Detrás de la Bastilla, en el café de los Quatre Sargents de La Rochelle. Apuro lentamente una cerveza, apoyado en la barra de cinc. Así que és­te es el local donde la malavita parisina hacía ce­lebrar la Misa a un cura que había colgado los hábitos, en la hora blanca y espectral en que, en un patio no muy distante de aquí, la Veuve cele­braba su rito fatal.

Escribiendo estas notas me he resistido a la tentación del dibujo davidiano que representa la ejecución de Luis XVI y, lo que es más impor­tante, he mantenido la cabeza contra la fría su­gestión de su belleza. El dibujo completa una traducción: transforma el incidente de la muerte en un acontecimiento de la historia, ennobleci­do por la mediación del mundo clásico: los caba­llos colocados a los pies del patíbulo como en tantas esculturas ornamentales; los sanculottes, con espadas antiguas y enseñas romanas; la aus­tera toga del viejo en primer plano. En particu­lar, la severidad estoica y retórica del gesto de los espectadores, que, totalmente conscientes, toman parte del memorable evento del que cada cual subraya un valor diferente.

Sólo que la historia, con el cortejo de sus sig­nificados, habla a los vivos, a los hombres que disponen de tiempo; sirve a todos los participan­tes que vuelven a casa tras haber asistido a la de­capitación. Es a ellos a quienes se dirige con elo­cuencia rigurosa el dibujo a plumilla atribuido al círculo de David.

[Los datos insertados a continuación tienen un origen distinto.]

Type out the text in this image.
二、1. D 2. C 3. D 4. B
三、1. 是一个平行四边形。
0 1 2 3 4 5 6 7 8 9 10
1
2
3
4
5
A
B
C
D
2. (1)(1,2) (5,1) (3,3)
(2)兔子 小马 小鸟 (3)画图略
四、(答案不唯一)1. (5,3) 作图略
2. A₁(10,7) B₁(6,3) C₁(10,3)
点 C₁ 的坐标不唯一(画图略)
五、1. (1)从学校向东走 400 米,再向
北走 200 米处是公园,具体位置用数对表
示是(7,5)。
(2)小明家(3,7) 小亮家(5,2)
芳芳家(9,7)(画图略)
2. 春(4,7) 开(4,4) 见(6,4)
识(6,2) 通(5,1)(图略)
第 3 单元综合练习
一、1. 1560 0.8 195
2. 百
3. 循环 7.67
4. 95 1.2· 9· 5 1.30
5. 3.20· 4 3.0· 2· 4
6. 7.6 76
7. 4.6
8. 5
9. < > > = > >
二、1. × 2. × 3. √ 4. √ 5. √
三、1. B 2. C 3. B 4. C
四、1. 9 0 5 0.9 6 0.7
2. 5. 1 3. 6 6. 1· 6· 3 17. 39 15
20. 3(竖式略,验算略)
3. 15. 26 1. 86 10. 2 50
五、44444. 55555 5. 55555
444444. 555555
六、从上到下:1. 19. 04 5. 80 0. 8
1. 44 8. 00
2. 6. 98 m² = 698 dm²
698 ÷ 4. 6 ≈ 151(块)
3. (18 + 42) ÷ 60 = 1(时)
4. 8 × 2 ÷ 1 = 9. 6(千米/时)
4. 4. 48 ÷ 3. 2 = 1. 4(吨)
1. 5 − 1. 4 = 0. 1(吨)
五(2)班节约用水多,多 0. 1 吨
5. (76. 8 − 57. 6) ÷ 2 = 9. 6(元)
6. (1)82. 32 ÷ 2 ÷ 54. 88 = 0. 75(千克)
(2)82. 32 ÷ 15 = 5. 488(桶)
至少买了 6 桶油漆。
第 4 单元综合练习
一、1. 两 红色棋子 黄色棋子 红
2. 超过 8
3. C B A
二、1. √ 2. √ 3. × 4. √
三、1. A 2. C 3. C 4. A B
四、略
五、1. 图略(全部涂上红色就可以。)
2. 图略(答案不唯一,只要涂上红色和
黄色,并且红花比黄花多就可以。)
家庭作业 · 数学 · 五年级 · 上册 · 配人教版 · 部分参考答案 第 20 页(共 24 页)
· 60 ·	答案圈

Para quien por su parte quiera escindir el tiempo, penetrar en el instante, hacer hablar a la intimidad, la relación sensible y oscura entre el cuello del condenado, el hierro de los cepos y el filo de la cuchilla, estará bien que interrogue al argot de la malavita. Lo mejor es que comience por el bandolero Nicolas-Jacques Pelletier, que tuvo el privilegio de inaugurar la máquina de la guillotina, y no por el monarca Luis XVI. O que se las arregle para advertir instantáneamente cómo la brillante cuchilla convierte a Luis XVI en Luis Capeta, ni un soberano ni un tirano, si­no un hombre en su desnudez corporal.

La elocuencia davidiana, con su neoclasicis­mo y con su ideología, consigue transformar la crónica en historia. También el lenguaje de la pegre posee un poder de transforma- eción: pero de la crónica en la dirección de la metafísica.